I think the all-weekend wedding probably worked well as so many of the guests already knew each other (but some hadn't seen each other in years so great to catch up) and the ones who didn't were a very friendly bunch of people anyway. If it had been a random assortment of work mates it might not have worked so well I guess.

2madboys Mon 05-Nov-12 12:30:37

I remember the wedding where we waited for hours in a long queue for food (bride and groom have a massive, lovely and very sociable family/circle of friends!) and then there was hardly anything left because there was no-one serving the food /supervising portion control. Complete disaster for us as had two small dsss with us sad.
Drinks and nibbles when photos are being done is good.
Also, if you have a help-yourself type buffet, please put aside plate of food for anyone with allergies/food issues. DH is gluten free and it's not enough to mark food with 'gluten free' as things tend to get contaminated as people help themselves.
Another thing to remember is be very clear on the invite whether it includes children or not (sometimes not children due to numbers, not 'child-free wedding'). I always check, but some friends of ours turned up to a reception (they'd been to the ceremony) with their three kids only to find two places at the table. They were so mortified that they just went home.

Amyo83 Mon 05-Nov-12 12:28:24

Sit down buffet/carvary (sp?) weddings have been my favourite by far. Although make sure there is enough of everything and that the queues flow quickly. There was one large carvary wedding I went to where the first table were finished well before the last table had gone up to get their food. Their complaint was that they had to wait ages for pudding (which was brought to the tables). On the plus side, there was loads of hot food and the last table didn't end up with just the dregs.

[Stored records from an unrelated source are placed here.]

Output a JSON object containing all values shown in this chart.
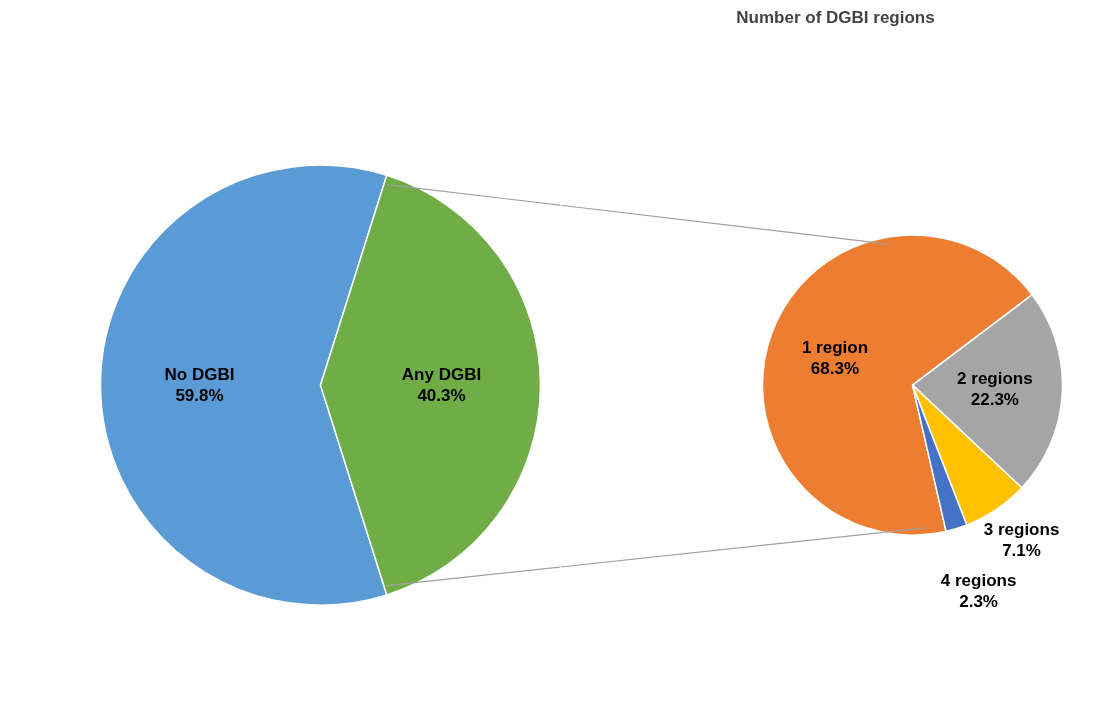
{
  "chart_data": [
    {
      "type": "pie",
      "categories": [
        "No DGBI",
        "Any DGBI"
      ],
      "values": [
        59.8,
        40.3
      ],
      "value_labels": [
        "59.8%",
        "40.3%"
      ],
      "colors": [
        "#5b9bd5",
        "#70ad47"
      ]
    },
    {
      "type": "pie",
      "title": "Number of DGBI regions",
      "categories": [
        "1 region",
        "2 regions",
        "3 regions",
        "4 regions"
      ],
      "values": [
        68.3,
        22.3,
        7.1,
        2.3
      ],
      "value_labels": [
        "68.3%",
        "22.3%",
        "7.1%",
        "2.3%"
      ],
      "colors": [
        "#ed7d31",
        "#a5a5a5",
        "#ffc000",
        "#4472c4"
      ]
    }
  ]
}
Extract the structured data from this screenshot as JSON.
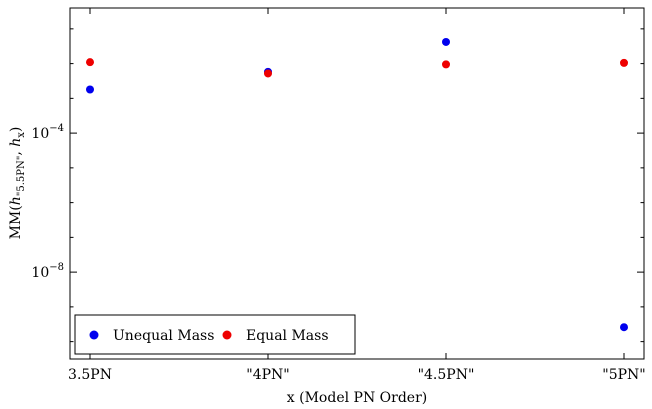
{
  "chart_data": {
    "type": "scatter",
    "categories": [
      "3.5PN",
      "\"4PN\"",
      "\"4.5PN\"",
      "\"5PN\""
    ],
    "xlabel": "x (Model PN Order)",
    "ylabel_prefix": "MM(",
    "ylabel_h1": "h",
    "ylabel_sub1": "\"5.5PN\"",
    "ylabel_sep": ", ",
    "ylabel_h2": "h",
    "ylabel_sub2": "x",
    "ylabel_suffix": ")",
    "yscale": "log",
    "ylim_log10": [
      -10.5,
      -0.4
    ],
    "y_ticks": [
      {
        "base": "10",
        "exp": "−4",
        "log10": -4
      },
      {
        "base": "10",
        "exp": "−8",
        "log10": -8
      }
    ],
    "series": [
      {
        "name": "Unequal Mass",
        "color": "#0000ee",
        "values": [
          0.0018,
          0.0058,
          0.042,
          2.6e-10
        ]
      },
      {
        "name": "Equal Mass",
        "color": "#ee0000",
        "values": [
          0.011,
          0.0052,
          0.0095,
          0.0105
        ]
      }
    ],
    "legend": "bottom-left",
    "grid": false
  }
}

Totally agree with other posters about sit down dinners being so-so. I admit, if the wedding is in a posh 'looking' venue, I'd like the the food to reflect the price that its obviously costing the bride and groom.

Waiting around for photos or if the wedding ceremony and reception are in the same venue, having to wait ages whilst the rooms are changed from one purpose to another is annoying, especially if its cold. If there's going to be a wait then some sort of entertainment would be good - giant games such as jenga, pick up sticks, connect 4?

Cheap flip flops for the end of the night sounds like a genius idea. Also like the idea of a few chairs and tables outside with cheap fleecy blankets for the smokers/energetic dancers trying to get a bit of air before heading back on to the dance floor.

Polyethyl Mon 05-Nov-12 12:19:34

I agree about favours, such a waste of effort and money. No one remembers a wedding because of its favours.

Oh, my god yes.

Or some location you can only drive to, then being surprised when all the guests choose to head off around 11 instead of shelling out for rooms in the poncey hotel that's the only building for miles.